280 gr all-purpose flour
2 tablespoons unsweetened cocoa powder
1 teaspoon cinnamon
2 teaspoons baking soda
1 teaspoon Kosher salt
165 gr butter, softened and divided
330 gr packed dark brown sugar
3 eggs, at room temperature
115 gr semisweet chocolate, chopped
6-7 small-medium beets roasted, peeled, and processed until a puree
1 tablespoon pure vanilla extract
1 tablespoon instant espresso powder
170 gr semisweet chocolate, chopped
30 gr unsalted butter, softened
120 gr heavy cream
How to bake
1. Grease a bundt pan and dust with cocoa powder.
2. Preheat the oven to 375°F/190°C.
3. In a large bowl, combine the flour, cocoa powder, cinnamon, baking soda, salt and sift until evenly distributed.

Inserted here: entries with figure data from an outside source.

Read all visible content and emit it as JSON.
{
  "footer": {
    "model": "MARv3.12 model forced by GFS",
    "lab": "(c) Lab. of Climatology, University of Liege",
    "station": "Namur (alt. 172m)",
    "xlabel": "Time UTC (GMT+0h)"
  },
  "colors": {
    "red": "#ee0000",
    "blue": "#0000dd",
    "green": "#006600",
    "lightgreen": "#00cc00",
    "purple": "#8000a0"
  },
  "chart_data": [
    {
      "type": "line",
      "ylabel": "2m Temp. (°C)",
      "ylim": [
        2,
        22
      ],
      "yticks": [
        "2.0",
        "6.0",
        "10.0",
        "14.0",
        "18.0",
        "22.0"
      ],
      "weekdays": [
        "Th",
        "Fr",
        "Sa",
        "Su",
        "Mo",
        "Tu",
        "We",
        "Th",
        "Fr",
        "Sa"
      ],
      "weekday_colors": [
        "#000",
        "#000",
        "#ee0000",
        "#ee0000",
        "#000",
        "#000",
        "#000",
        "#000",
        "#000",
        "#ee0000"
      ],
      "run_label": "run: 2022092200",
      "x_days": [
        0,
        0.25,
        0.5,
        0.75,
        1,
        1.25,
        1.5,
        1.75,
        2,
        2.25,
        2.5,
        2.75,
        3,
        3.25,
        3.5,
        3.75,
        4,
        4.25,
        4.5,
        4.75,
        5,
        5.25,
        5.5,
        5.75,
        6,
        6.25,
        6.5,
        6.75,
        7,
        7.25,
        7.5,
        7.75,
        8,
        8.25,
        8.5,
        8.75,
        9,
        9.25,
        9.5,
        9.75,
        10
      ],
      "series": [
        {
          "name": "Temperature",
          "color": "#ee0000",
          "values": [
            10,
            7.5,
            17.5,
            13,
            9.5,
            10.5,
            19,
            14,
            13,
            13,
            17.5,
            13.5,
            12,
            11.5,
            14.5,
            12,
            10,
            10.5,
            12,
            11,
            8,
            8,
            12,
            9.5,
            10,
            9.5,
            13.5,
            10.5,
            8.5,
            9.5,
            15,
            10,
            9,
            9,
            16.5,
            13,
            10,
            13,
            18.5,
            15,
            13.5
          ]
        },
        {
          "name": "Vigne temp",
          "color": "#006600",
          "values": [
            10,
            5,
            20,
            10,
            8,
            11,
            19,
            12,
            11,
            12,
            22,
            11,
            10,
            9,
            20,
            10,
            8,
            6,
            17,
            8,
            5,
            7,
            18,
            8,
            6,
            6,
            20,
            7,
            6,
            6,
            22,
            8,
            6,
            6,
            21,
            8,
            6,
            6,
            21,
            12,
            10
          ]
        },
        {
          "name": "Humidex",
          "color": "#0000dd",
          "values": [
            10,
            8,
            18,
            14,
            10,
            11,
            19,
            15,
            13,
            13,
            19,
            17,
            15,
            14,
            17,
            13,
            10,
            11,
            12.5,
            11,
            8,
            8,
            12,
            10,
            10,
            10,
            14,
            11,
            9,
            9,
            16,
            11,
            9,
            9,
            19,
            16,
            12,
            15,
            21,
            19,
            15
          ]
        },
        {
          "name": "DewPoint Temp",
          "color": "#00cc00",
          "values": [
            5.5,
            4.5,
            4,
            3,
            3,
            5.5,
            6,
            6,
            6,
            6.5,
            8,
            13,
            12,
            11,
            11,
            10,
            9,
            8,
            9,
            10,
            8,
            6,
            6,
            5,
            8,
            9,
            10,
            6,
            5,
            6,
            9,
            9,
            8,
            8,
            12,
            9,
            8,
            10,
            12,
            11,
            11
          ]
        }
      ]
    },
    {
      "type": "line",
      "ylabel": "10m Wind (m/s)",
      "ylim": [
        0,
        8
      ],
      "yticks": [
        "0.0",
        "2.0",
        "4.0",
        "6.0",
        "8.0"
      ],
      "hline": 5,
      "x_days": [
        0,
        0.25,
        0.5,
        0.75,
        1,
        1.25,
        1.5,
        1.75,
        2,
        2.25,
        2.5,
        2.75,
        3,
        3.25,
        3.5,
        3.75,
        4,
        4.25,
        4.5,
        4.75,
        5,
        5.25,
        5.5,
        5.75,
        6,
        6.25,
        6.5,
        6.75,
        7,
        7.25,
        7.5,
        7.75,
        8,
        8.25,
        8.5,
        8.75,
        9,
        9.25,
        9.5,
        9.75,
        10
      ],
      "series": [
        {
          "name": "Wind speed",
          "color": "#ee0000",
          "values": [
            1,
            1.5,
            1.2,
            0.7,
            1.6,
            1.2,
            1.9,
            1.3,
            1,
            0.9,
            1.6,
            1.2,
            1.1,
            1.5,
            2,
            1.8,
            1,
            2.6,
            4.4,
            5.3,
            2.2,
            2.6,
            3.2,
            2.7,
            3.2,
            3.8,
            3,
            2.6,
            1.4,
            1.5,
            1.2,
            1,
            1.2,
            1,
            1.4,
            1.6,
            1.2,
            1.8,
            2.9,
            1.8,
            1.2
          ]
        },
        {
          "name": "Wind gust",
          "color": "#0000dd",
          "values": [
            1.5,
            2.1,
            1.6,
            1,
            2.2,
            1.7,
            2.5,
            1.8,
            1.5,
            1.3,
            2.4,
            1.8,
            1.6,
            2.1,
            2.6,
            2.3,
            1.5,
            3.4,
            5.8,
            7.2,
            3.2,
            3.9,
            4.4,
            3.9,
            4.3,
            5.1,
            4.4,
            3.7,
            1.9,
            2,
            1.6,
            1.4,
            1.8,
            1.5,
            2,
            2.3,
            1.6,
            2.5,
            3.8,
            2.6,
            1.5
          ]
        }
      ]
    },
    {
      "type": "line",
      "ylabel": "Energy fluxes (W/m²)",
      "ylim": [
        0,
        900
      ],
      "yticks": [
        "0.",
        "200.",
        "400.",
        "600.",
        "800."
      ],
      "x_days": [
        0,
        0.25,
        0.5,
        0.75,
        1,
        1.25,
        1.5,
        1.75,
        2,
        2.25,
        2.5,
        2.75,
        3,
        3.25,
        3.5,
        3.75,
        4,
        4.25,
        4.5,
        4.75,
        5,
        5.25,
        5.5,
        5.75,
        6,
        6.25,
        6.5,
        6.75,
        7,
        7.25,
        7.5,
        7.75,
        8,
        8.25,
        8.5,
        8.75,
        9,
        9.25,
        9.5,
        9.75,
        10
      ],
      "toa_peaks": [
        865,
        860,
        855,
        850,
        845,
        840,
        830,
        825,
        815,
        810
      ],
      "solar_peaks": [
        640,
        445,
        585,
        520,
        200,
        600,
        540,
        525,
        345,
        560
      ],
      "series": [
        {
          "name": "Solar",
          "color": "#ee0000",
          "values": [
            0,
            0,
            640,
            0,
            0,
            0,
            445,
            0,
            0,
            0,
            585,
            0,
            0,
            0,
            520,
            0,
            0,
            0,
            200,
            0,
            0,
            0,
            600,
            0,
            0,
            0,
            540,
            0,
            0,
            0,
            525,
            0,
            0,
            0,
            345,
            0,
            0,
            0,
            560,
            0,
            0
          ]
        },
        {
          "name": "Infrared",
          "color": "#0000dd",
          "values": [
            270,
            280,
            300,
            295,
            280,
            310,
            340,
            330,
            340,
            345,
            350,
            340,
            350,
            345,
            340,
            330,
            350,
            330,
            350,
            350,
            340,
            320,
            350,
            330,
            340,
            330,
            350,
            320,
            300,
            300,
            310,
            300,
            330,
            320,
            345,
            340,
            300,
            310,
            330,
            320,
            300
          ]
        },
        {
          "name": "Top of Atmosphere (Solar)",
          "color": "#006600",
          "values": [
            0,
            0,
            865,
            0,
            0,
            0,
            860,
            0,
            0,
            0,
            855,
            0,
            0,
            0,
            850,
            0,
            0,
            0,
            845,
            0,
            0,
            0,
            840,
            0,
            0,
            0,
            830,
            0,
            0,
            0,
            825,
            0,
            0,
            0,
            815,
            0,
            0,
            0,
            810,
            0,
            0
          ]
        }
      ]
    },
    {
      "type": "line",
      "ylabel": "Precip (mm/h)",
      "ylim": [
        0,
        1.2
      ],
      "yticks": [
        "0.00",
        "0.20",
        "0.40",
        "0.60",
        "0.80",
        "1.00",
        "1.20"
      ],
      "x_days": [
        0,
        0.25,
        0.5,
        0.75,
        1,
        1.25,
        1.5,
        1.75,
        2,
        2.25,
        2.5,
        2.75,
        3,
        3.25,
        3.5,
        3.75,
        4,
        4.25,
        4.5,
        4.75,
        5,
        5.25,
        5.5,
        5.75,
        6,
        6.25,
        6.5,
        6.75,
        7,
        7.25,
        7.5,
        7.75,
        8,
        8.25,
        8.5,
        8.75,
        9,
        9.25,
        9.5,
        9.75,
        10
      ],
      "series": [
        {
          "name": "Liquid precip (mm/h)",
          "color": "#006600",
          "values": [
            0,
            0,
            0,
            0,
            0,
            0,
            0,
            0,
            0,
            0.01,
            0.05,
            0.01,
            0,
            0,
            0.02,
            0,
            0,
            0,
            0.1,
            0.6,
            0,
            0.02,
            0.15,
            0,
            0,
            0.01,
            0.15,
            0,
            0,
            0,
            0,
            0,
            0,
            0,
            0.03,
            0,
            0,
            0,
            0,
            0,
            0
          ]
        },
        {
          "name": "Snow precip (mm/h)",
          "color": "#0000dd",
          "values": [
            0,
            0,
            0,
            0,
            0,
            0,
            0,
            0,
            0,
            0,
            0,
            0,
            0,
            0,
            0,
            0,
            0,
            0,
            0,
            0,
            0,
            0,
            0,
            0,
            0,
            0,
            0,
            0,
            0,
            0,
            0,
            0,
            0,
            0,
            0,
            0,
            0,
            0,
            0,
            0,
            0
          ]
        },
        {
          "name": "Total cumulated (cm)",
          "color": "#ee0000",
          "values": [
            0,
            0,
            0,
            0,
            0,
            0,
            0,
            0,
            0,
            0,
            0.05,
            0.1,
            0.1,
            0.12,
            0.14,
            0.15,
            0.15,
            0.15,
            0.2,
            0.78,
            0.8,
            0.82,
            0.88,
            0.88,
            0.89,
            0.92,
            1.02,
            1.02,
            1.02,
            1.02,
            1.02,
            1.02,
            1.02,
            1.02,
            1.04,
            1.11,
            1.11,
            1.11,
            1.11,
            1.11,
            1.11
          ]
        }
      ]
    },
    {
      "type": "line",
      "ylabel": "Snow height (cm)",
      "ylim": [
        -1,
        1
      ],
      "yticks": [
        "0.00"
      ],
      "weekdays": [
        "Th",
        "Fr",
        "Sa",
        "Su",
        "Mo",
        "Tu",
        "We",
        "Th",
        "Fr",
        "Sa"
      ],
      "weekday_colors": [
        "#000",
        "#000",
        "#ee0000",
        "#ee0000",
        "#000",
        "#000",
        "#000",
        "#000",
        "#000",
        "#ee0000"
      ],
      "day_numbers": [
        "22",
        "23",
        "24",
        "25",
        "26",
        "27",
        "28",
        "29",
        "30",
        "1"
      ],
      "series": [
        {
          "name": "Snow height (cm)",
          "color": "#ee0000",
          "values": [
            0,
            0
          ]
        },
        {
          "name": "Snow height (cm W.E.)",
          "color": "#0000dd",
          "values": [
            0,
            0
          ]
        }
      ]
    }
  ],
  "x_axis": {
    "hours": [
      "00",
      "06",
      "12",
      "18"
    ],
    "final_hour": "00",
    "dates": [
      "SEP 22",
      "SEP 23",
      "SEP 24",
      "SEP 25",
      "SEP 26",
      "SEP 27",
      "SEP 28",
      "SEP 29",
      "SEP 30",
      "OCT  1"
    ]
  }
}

4. Cream the butter and the sugar in the base of a standing mixer until it is light and fluffy.
5. Add the eggs in one at a time and let the mixture beat for a couple of minutes until it is doubled in volume.
6. While the egg mixture beats, combine the chocolate with the remaining butter and melt it in the microwave.
7. Stir until smooth and set aside.
8. Add the vanilla extract to the eggs, followed by the espresso, chocolate, and the beet puree and mix until well combined.
9. Add the flour mixture to the beet mixture and mix just until completely and evenly combined.
10. Pour the batter into the prepared bundt pan.
11. Bake the cake for about 50 minutes or until a tester inserted near the centre comes out clean.
12. Cool the cake in the pan for 15 minutes before inverting on a wire rack.
13. While the cake is cooling, make the ganache by combining the chocolate and butter in a medium bowl.
14. Heat the cream through gently just until it starts to bubble and pour over the chocolate.
15. Stir slowly until the chocolate melts and the ganache becomes smooth and glossy.
16. Pour the ganache over the cooled cake and let it sit 15-20 minutes before serving.